Le rabbin Andrew Sacks du mouvement Massortise rend régulièrement dans les communautés juives "émergentes" du monde entier (Crédit : Facebook)
Le rabbin Andrew Sacks du mouvement Massorti se rend régulièrement dans les communautés juives « émergentes » du monde entier (Crédit : Facebook)
La semaine prochaine, des représentants du ministère de l’Intérieur et de la Jewish Agency se rencontreront dans le contexte de demandes d’aliya soumises « par plusieurs familles du Vénézuéla qui sont dans des situations catastrophiques dans leur pays », affirme Sacks. « Je n’ai aucune doute sur leur sincérité et sur leur légitimité de leurs conversions ».
Néanmoins, ajoute-t-il, “si la communauté n’a pas de Rabbin vivant en son sein, le Ministère de l’Intérieur va regimber”.
Il indique aussi qu’une communauté émergente juive en Ouganda bénéficie de la présence d’un Rabbin Massorti, mais il ajoute : “J’ai dû me battre pendant trois ans et avoir recours au cabinet du Premier ministre pour obtenir l’approbation d’un visa étudiant autorisant cinq jeunes juifs ougandais à venir étudier à la Yeshiva Massorti de Jérusalem.”

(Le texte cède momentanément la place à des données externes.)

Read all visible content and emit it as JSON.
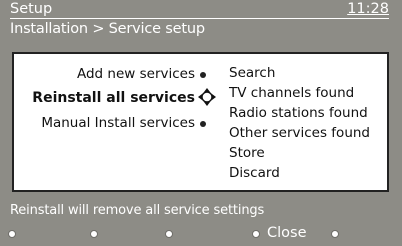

Et, estime-t-il, il y a des obstacles plus généraux qui peuvent entraver ce genre de démarche.
“Il faut penser également que certains peuvent avoir le sentiment que les gens se sont simplement convertis pour faire l’Aliyah,” observe-t-il. « Ou si d’autres n’ont pas, eux aussi, fait précédemment ce grand voyage sans retour hors de la communauté. Ou si le Beit Din s’est tenu dans une autre ville. Ce n’est pas souvent le cas pour les convertis orthodoxes.
En fait, certains migrants provenant des communautés émergentes ont été convertis par des Rabbins envoyés en Amérique Latine par le Rabbinat officiel israélien. Si elle comporte le sceau d’approbation orthodoxe, la norme est beaucoup plus souple”.
Les prochaines étapes pour les congrégations de Santa Marta et de Barranquilla semblent difficiles à prévoir. Impossible de dire quand la Shirat Hayyam trouvera un nouveau lieu de prière, ou quand les familles de la Javurat Nahariyah, qui suivent actuellement leur processus de conversion, l’achèveront.
Et pourtant, le cadre semble avoir été d’ores et déjà établi pour la réussite à venir de ces communautés – sur la base de la foi, sous l’orientation d’un rabbin attentif et par l’implication de ses propres membres.
“Il faut ajuster cette tradition du judaïsme pour qu’elle s’adapte”, dit Mejia de ses congrégations.
« Sinon, elle ne pourra pas être léguée aux enfants et aux petits-enfants ».
Et c’est plutôt pas mal de bénéficier de l’eau de la mer des Caraïbes, tout à côté, pour se tremper dans le mikvé.